Sunday, January 11, 2009

Anthill

So, in keeping with the New Year's momentum to keep doing the next right thing, I am starting to deal with the boxes that the stereo's in. They have been sitting more or less in the kitchen since early February of last year.

The magnitude of the box problem has been stopping me from commencing this process (see myriad previous posts) but I could have guessed there was something else. I unwrapped a pile of speaker cables and extension cords, and they were dusty from sitting behind the stereo in various houses, and the extension cord was even a bit grimy. And that reminded me of the overall grime that would accumulate in houses with him. Everything in my house here is new (and when I look out the window the whole world is covered in pristine white) but with him every time we moved you'd uncover grime.

And then I found a cardboard package that had been for the dish-scrubber I got when I moved to my new house after it all fell apart. I kept the package so I'd know the brand for getting replacement sponges for the end of the thing. The package has the company address which is in St. Ives, NSW. The dish scrubby thing deteriorated enough that I threw it away rather than move it, but here is the package from when it was new. And that makes me miss New South Wales, and back when it was normal to see Australian addresses on things I bought.

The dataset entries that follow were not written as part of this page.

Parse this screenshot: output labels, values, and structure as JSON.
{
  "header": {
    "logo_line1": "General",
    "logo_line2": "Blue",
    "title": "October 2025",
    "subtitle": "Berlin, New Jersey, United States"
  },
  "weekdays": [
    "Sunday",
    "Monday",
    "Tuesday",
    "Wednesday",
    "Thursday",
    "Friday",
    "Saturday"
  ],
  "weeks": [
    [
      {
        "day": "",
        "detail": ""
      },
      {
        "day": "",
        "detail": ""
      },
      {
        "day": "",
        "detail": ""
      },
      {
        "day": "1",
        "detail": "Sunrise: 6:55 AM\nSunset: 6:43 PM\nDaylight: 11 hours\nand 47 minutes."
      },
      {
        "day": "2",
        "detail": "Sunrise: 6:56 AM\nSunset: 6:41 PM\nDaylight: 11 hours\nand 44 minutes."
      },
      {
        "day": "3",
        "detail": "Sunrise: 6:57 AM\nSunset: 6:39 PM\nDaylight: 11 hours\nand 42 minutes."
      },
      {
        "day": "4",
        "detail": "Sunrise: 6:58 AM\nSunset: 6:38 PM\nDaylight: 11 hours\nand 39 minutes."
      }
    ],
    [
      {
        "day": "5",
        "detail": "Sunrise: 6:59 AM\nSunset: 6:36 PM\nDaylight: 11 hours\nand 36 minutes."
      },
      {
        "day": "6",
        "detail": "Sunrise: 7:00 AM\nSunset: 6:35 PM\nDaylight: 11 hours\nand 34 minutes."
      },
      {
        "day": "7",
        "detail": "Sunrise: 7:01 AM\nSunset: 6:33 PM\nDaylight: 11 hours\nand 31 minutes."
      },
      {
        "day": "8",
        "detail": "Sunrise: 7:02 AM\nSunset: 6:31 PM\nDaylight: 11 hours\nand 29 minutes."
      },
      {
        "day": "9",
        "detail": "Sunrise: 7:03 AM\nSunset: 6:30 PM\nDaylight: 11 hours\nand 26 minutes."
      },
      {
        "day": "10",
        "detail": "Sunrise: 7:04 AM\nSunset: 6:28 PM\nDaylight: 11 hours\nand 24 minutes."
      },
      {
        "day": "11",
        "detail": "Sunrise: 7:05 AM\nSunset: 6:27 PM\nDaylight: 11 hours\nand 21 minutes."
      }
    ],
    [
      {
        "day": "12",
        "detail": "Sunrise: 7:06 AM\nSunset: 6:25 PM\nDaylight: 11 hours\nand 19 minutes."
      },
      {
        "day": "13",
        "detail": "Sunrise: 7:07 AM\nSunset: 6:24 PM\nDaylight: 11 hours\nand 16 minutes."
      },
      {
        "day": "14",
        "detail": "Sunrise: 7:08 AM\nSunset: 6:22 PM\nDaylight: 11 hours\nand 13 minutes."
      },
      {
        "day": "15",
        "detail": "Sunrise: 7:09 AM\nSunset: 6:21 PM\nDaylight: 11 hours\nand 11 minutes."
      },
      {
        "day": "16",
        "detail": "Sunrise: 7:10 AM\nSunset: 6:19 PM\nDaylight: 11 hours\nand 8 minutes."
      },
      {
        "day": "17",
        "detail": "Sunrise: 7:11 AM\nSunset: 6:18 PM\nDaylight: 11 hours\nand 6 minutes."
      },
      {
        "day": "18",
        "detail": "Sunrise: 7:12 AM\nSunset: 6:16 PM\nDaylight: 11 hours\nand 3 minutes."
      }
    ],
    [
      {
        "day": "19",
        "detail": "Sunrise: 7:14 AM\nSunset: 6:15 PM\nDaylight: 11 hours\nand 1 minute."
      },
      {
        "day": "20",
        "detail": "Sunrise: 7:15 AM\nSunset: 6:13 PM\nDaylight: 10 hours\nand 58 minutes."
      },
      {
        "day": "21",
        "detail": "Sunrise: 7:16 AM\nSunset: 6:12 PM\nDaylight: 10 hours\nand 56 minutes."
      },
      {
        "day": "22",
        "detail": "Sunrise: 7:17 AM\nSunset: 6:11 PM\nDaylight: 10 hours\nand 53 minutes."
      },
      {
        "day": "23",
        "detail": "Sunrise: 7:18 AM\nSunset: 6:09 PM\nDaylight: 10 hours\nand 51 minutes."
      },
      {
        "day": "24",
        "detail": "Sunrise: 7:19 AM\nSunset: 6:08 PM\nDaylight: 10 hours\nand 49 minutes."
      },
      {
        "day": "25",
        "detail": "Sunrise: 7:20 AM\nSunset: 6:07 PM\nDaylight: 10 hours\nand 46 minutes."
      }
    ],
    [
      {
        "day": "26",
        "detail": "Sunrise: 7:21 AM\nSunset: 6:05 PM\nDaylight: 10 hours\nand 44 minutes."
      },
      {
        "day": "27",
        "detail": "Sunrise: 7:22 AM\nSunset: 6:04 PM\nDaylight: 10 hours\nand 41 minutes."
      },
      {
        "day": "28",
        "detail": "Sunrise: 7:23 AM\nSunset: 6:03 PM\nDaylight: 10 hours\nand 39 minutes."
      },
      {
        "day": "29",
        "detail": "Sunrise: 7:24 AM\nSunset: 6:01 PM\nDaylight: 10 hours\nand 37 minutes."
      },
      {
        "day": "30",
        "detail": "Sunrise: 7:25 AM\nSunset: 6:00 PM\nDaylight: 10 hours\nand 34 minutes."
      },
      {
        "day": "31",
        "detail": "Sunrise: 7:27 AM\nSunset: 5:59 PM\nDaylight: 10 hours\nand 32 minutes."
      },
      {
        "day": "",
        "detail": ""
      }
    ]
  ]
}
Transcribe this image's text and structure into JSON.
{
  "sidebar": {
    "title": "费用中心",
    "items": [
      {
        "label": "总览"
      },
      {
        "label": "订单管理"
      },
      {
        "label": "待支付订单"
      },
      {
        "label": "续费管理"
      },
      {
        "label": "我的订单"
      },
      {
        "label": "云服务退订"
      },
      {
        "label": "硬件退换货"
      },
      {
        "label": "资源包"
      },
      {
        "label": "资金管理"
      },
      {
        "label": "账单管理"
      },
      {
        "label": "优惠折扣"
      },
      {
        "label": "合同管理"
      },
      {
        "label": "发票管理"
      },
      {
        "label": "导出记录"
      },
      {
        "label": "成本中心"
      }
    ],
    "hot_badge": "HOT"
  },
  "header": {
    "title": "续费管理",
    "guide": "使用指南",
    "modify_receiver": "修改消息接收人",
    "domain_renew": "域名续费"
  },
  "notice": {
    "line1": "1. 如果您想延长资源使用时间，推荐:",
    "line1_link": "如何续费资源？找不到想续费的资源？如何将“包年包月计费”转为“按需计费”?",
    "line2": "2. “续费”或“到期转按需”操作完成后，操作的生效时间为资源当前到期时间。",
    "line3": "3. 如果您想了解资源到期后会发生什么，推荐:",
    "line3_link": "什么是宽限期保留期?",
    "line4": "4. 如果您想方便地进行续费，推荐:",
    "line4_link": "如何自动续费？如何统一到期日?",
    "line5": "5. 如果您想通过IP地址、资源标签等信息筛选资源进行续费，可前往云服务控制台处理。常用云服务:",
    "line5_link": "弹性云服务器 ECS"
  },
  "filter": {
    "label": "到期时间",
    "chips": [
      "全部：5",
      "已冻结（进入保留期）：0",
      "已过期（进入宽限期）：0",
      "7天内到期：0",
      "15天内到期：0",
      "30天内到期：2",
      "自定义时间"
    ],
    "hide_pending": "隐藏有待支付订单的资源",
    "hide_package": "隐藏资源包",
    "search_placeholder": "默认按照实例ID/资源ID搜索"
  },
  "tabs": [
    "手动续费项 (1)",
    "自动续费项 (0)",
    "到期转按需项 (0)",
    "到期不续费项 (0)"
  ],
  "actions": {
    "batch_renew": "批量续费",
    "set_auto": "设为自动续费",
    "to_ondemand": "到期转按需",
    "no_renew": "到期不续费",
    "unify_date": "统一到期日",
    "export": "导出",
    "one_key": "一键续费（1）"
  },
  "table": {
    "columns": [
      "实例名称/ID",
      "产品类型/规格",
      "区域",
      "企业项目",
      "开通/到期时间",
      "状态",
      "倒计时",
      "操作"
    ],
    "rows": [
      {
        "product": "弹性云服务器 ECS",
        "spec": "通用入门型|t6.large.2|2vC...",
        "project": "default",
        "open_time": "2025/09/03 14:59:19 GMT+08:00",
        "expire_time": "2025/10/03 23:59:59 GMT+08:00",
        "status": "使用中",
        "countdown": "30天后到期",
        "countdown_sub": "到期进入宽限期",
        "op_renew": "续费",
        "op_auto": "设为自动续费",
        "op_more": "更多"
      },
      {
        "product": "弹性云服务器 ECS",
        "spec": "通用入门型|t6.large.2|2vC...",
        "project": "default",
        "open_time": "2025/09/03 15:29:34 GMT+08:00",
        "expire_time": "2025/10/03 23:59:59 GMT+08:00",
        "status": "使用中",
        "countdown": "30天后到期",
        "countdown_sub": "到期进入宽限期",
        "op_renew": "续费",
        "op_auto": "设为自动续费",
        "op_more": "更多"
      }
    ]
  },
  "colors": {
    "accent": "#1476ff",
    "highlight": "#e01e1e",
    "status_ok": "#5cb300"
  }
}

I have the iPod on Shuffle which is perhaps dangerous because there are so many of his albums ripped onto it, but so far nothing too heart-stabbing. The first song up was Mike Ness, "Rest of Our Lives", which has some stuff about loneliness and being apart from one's love, but it's also a straight ahead American traditionalist rockabilly tune, and that's been my obsession all weekend reading all the guitar stuff and working out what direction I want to go in (I keep stumbling across that nexus of country, blues and punk - a Scotty Moore article in Guitarist, an interview with Billy Zoom, the Wikipedia entry on Social Distortion). So that song represents both past and future.

And I found the Magnetic Poetry Kits, remember those? The feature of every hip college student's fridge, a few years back? I opened up the box and just pulled out the first words that caught my eye, and now my fridge says:

blind from yesterday crap

I'll change it once I make a bit more progress, to something more hopeful.